After these failures Caesar decided not to take an active part in politics for a time, and retraced his steps to the East in order to study rhetoric under Molon, at Rhodes.

On his journey, he was caught by pirates, whom he treated with consummate nonchalance while awaiting his ransom, threatening to return and crucify them, and, when released he lost no time in carrying out his threat!

While he was studying at Rhodes, the third Mithradatic War broke out, and Caesar at once raised a militia made up of volunteers and helped to secure the wavering loyalty of the provincials of Asia.

Upon Lucullus assuming command of the Roman troops in Asia, Caesar returned to Rome, to find that he had been elected to a seat on the college of pontifices which had been left vacant by the death of his uncle, C. Aurelius Cotta. He was likewise elected first of the six tribuni militum a populo, but little is known of his service in this capacity. Suetonius tells us that he threw himself into the agitation for the restoration of the ancient powers of the tribunate which had been curtailed by Sulla, and that he secured the passing of a law of amnesty in favour of the partisans of Sertorius.

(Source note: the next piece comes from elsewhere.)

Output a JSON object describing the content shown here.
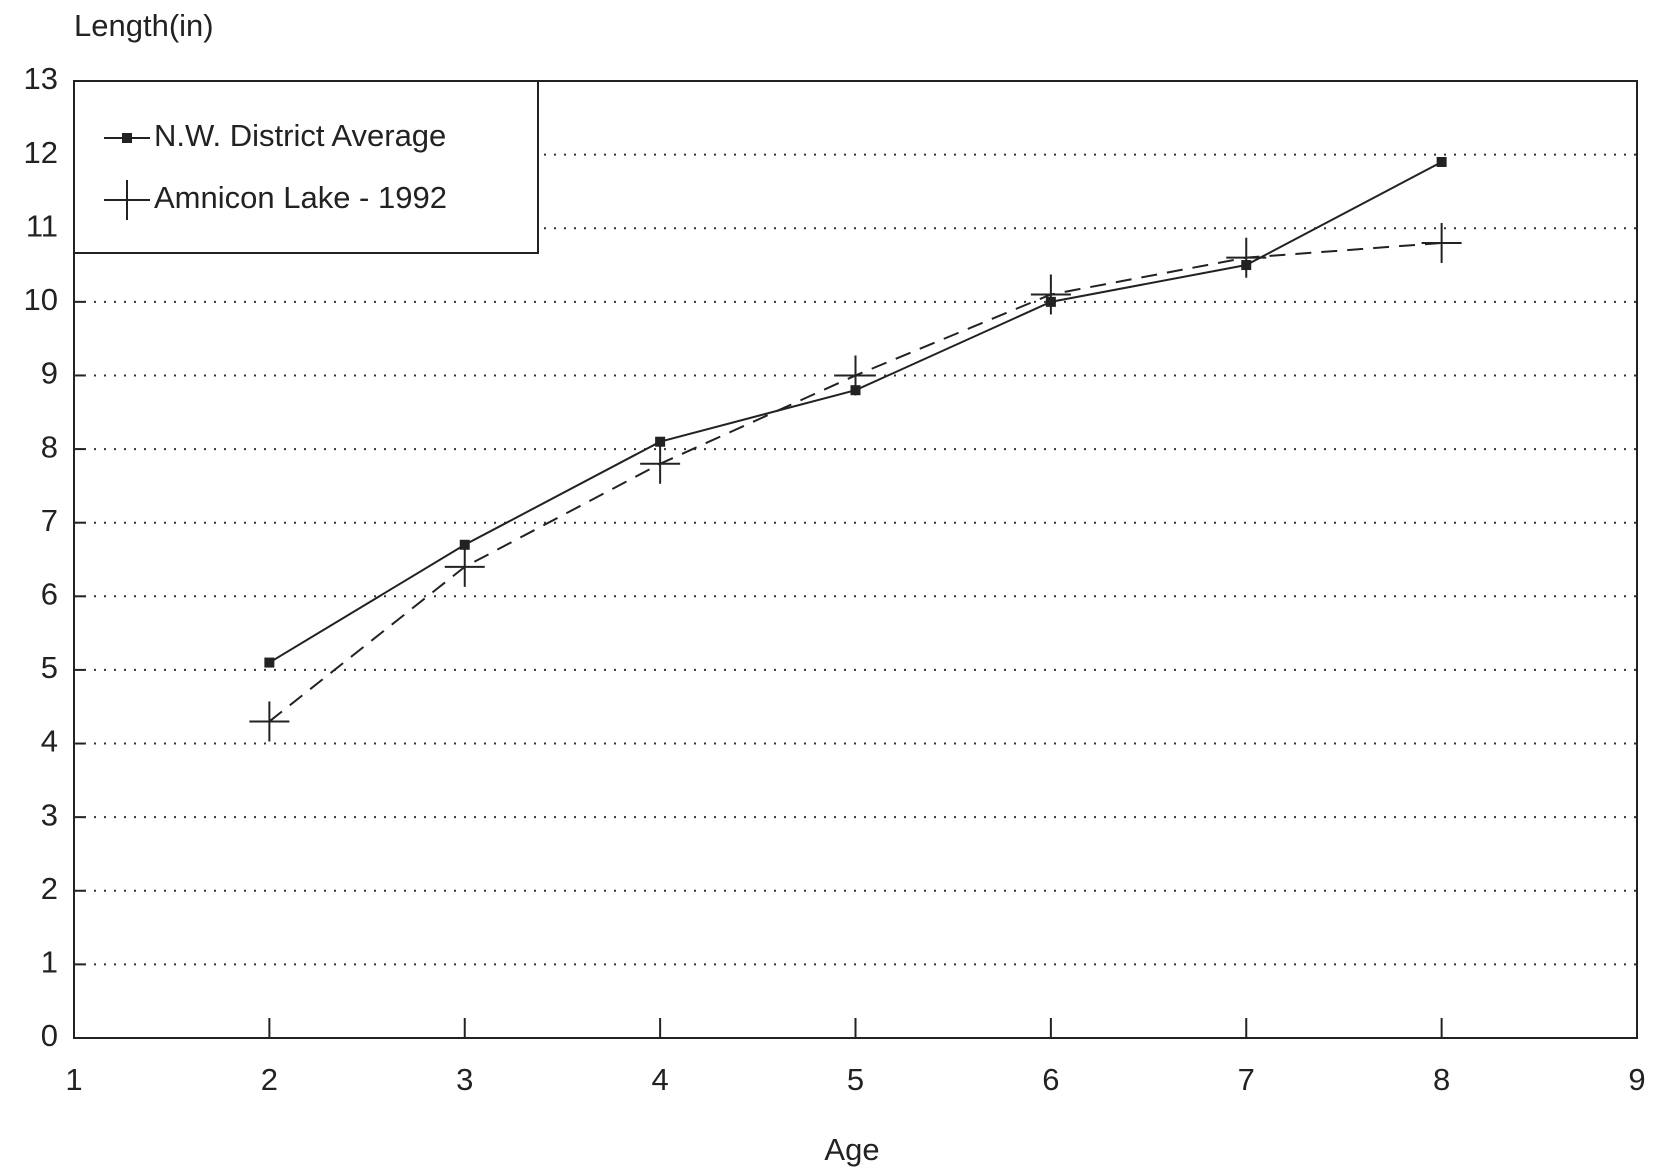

Despite that, however, he was not able to accomplish the complete overthrow of the Sullan régime; the crisis of the Slave War placed the Senate at the mercy of Pompey and Crassus, who in 70 B.C. swept away the safeguards of senatorial ascendancy, restored the initiative in legislation to the tribunes, and replaced the Equestrian order, i.e. the capitalists, in partial possession of the jury-courts. This judicial reform (or rather compromise) was the work of Caesar's uncle, L. Aurelius Cotta. Caesar himself, however, experienced no increase of influence as a result.

In 69 B.C. he served as quaestor under Antistius Vetus, governor of Hither Spain, and on his way back to Rome (according to Suetonius) promoted a revolutionary agitation among the Transpadanes for the acquisition of full political rights, which had been denied them by Sulla's settlement.